Nairobi National Park Kenya

Attractions in Nairobi National Park Kenya

Flora in Nairobi National Park Kenya

The predominant environment of the park is open grass plain with scattered Acacia bushes. The park has a highland dry forest in the western uplands with stands of Olea Africana, Croton dichogamus, Calodendrum and Brachyaena hutchinsii and the lower slopes are grassland areas which harbors cypress, Digitaria, themeda, and Cynodon species and there are also scattered Yellow-barked Acacia xanthoploea. In the South of the park there is a riverine forest along the permanent river and also the park has areas of broken bush and deep rocky valleys with gorges within. The valley has tree species which include Acacia and Euphorbia Candelabrum, Canthium schimperiana, Ficus eriocarpa, Apodytes dimidiate, Aspilia mossambicensis, Rhus natalensis, and Newtonia species. There are also several plants that grow on the rocky hillsides which are unique to the Nairobi area and they include Drimia calcarata, Murdannia clarkeana and Euphorbia brevitorta.

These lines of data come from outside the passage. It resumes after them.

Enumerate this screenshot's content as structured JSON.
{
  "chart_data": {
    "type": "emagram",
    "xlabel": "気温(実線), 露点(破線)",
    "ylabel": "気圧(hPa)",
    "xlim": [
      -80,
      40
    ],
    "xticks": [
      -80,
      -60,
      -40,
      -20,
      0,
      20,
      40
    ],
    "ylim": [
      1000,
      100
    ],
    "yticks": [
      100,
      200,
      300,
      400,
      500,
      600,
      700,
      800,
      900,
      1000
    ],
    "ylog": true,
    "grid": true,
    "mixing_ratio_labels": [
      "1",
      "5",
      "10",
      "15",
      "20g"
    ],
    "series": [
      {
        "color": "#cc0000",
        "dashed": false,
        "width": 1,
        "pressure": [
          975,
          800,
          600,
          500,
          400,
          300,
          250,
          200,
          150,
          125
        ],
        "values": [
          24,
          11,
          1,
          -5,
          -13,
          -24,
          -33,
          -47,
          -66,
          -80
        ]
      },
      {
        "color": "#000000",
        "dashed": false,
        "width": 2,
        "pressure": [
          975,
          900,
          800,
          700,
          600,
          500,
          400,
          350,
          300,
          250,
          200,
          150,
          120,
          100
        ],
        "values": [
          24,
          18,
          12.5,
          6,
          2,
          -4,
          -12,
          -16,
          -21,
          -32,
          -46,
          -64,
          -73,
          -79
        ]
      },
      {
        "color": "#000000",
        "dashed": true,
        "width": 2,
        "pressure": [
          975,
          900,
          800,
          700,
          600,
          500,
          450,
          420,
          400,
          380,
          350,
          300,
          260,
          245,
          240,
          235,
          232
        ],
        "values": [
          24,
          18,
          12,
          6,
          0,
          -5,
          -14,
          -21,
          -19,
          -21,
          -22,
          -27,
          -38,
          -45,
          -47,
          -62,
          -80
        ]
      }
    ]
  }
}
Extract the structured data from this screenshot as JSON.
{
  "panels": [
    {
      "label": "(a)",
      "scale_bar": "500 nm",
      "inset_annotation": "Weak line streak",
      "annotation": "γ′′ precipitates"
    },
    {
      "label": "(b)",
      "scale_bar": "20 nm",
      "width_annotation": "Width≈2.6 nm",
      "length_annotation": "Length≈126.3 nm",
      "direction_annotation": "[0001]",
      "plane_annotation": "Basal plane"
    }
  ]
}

Wildlife in Nairobi National Park Kenya

Nairobi National park boasts of a large number of diverse wildlife population which includes the eastern black rhino, the Cape buffalo, baboon, gazelle, cheetah, Grant’s zebra, Coke’s hartebeest, African others Leopard, eland, lion, Masai giraffe, ostrich, waterbuck, hippopotamus and the vultures among others. The park also is a home to herbivores including the wildebeest and zebra which use the Kitengela conservation area and migration corridor to the South of the park to reach the Athi-Kapiti plains.

Birdlife in Nairobi National Park Kenya

The park is a home to a diversity of species of bird with over 500 bird species recorded which are permanent and migratory species within the park.

Ngong Hills in Nairobi National Park Kenya

Nyong, this is a Maasai word which means knuckles a fitting name and these beautiful pointed green hills resemble the back of a fist facing the sky. They are close to Nairobi and a popular place to visit. These hills are the peaks of a ridge which do overlook the Great Rift Valley and also many of the white settlers in the early colonial established their farms here. The hills provide beautiful views of wildlife such as the buffalo, bushbucks, gazelles, the occasional klipspringer, giraffes, and troops of baboons among others.

Giraffe Centre in Nairobi National Park Kenya

This giraffe center is found on the edge of Nairobi National park and it bares the endangered Rothschild’s giraffes. The center lies on the grounds of the plush guest house giraffe, Giraffe Manor and it provides conservation education for children and the center has giraffes which are graceful with wet gray giraffe tongues slurping little faces.
David Sheldrick Wildlife Trust (The David Sheldrick Elephant Orphanage)
This orphan elephant rescue and rehabilitation program is located at the main gates of Nairobi National park and it was founded by Daphne Sheldrick in the year of 1977 in memory of her late husband called David who was a former warden at Tsavo East National park. This center care for the young abandoned rhinos and elephants and also works to release the animals back into the wild and the centerhas over 150 elephants so far raised.